Tornano a fare discutere le copertine del mensile "S". Questa volta a sentirsi offeso è il senatore di Forza Italia, Antonio D'Alì. Fresco di assoluzione, anche in appello, per il processo che lo vedeva imputato di concorso esterno in associazione mafiosa, D'Alì si ritiene danneggiato dalla copertina, che, parlando di "nuove rivelazioni" accosta il volto di D'Alì a Matteo Messina Denaro. Recita lo strillo:
"Da Michele Aiello a Giulio Andreotti, ma anche Cuffaro, D'Alì, Dina e molti, molti altri. In esclusiva pubblichiamo tutti i verbali del pentito Fondacaro che svela i segreti della massoneria a Trapani e in tutta la Sicilia".
All'interno si riportano le dichiarazioni del collaboratore di giustizia calabrese Marcello Fondacaro, che ha parlato dell'esistenza di logge massoniche deviate di cui fanno parte uomini della 'Ndrangheta e di Cosa Nostra. In Sicilia ci sarebbe una loggia, chiamata La Sicilia, con a capo Matteo Messina Denaro e di cui farebbero parte mafiosi trapanesi, nonché il senatore D'Alì. Ma queste stesse dichiarazioni non sono state ritenuti utili per la definizione del processo e il giudice non le ha acquisite.
Ritenendo la sua immagine lesa dalla copertina e da alcuni passi dell'articolo su "mafia e massoneria nel Trapanese", D’Alì, tramite i suoi legali, ha pertanto chiesto alla direzione della testata di interromperne la distribuzione e provvedere al ritiro immediato delle copie.
“Si tratta di una richiesta inaccettabile - ha detto Andrea Tuttoilmondo, presidente dell’Unci Sicilia –. Un simile atto di censura non rientra in quella che dovrebbe essere la normale dialettica tra informazione ed esponenti del mondo politico. L’ordinamento italiano infatti prevede già ampiamente tutti gli strumenti necessari a tutelare l’immagine di chi si senta leso, senza per questo impedire la libera circolazione delle idee e delle notizie necessarie ad una corretta formazione critica dell’opinione pubblica”.
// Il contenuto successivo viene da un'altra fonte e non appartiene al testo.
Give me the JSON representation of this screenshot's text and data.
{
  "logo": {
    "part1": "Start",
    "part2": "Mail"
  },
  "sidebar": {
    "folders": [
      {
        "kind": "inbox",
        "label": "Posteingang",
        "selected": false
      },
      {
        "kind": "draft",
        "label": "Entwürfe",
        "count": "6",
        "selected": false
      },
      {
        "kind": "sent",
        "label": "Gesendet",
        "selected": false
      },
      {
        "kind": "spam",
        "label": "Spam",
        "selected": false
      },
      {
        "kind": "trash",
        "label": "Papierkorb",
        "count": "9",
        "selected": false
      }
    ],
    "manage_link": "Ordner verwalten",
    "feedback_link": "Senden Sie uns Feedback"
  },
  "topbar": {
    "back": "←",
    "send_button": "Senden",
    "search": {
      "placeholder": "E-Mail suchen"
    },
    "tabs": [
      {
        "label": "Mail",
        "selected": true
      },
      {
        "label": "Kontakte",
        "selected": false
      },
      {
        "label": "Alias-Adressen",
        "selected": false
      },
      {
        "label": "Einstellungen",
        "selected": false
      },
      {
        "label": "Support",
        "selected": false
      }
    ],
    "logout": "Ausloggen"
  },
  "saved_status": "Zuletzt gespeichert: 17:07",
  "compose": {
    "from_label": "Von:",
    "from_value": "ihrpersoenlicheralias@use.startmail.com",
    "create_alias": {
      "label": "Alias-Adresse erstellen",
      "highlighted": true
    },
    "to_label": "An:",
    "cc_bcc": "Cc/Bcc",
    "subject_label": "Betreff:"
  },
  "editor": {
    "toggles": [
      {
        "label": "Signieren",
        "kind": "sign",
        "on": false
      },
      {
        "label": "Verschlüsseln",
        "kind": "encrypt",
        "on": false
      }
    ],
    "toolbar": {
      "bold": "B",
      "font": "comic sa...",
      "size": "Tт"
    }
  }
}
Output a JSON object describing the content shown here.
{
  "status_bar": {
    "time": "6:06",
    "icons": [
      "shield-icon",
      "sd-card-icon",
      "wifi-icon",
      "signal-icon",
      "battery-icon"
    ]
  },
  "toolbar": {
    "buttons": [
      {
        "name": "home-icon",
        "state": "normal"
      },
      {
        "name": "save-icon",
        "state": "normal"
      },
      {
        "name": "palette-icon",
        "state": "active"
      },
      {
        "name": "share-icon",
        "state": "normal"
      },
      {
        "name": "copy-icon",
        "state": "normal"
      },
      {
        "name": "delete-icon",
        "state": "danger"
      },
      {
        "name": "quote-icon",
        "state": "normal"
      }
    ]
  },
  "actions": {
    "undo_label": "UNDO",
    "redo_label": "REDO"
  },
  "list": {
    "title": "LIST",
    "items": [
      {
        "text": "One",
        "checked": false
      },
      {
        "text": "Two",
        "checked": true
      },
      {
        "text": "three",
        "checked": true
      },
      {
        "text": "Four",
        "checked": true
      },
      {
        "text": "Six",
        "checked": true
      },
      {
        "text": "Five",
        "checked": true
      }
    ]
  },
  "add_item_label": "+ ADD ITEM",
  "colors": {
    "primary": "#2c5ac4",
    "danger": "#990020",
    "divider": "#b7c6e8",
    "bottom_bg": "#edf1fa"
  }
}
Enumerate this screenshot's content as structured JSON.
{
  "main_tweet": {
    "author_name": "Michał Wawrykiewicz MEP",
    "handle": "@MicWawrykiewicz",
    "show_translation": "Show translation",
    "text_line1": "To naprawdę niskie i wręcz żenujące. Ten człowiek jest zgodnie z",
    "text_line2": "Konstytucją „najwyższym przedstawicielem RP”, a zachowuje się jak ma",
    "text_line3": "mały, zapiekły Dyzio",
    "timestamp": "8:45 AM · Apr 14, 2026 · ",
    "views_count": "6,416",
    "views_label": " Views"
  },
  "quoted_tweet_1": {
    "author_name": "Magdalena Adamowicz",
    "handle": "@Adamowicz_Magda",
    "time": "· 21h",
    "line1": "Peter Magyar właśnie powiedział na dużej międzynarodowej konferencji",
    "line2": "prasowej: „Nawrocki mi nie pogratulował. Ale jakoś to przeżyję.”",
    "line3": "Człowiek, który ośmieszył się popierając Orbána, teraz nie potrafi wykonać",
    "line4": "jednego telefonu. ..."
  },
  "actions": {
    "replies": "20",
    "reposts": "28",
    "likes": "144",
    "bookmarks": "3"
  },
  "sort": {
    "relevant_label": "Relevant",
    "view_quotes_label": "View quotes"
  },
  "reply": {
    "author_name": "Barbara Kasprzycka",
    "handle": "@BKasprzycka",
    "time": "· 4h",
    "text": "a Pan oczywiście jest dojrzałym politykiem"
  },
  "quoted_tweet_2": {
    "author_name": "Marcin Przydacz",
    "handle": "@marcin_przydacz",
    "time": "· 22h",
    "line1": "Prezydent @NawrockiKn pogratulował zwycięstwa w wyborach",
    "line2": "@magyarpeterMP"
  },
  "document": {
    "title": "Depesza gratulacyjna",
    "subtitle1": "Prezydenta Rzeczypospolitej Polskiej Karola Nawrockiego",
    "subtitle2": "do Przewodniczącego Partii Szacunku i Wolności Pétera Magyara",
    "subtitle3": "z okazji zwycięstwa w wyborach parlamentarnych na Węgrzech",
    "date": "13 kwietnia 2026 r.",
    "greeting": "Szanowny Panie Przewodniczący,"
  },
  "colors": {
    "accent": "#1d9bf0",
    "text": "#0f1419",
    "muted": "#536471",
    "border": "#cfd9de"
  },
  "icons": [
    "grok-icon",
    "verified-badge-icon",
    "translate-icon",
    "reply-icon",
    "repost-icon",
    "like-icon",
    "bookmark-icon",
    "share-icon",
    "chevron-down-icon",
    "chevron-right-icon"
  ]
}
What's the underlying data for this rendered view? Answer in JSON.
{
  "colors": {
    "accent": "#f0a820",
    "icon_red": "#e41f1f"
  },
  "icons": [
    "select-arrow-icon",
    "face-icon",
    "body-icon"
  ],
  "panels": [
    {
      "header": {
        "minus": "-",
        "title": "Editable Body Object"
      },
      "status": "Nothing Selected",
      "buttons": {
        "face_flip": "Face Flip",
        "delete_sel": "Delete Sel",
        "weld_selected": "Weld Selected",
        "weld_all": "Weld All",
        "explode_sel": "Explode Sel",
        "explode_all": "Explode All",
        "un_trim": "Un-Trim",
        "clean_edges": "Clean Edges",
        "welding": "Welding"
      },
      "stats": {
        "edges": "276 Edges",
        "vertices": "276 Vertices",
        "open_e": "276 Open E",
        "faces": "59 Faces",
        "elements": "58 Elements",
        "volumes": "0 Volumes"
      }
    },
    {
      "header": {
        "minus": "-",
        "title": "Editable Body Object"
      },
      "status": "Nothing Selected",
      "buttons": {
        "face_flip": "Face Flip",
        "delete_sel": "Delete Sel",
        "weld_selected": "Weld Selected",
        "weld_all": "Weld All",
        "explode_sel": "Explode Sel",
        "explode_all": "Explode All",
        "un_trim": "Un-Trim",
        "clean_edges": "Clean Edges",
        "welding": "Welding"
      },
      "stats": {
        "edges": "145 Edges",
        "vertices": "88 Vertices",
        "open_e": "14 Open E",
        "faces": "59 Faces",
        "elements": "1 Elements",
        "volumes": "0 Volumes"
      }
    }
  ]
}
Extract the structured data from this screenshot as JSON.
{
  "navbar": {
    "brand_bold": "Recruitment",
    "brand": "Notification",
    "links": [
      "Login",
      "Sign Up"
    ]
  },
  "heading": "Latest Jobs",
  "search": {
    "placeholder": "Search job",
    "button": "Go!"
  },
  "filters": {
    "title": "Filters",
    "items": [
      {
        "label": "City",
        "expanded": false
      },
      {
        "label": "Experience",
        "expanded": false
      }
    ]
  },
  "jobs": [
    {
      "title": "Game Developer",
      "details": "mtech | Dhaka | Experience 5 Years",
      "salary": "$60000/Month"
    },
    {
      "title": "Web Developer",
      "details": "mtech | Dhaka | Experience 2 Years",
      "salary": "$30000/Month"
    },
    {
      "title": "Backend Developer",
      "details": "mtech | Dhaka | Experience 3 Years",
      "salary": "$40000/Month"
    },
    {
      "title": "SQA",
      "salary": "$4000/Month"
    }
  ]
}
Va anche detto, più in generale, che di recente in un editoriale, La Repubblica interviene sui limiti di un giornalismo troppo schiacciato su pm e procuratori, specializzato nel pubblicare carte e verbali ma poco attento a quanto avviene nel territorio, lì dove ci sono le storie: "Anche noi giornalisti dobbiamo riconoscere di avere rinunciato a una funzione critica nei riguardi delle iniziative dei pubblici ministeri, prestandoci ad amplificare l’eco di procedimenti dalle basi dubbie, senza dedicarci all’approfondimento dei fatti e della rilevanza penale".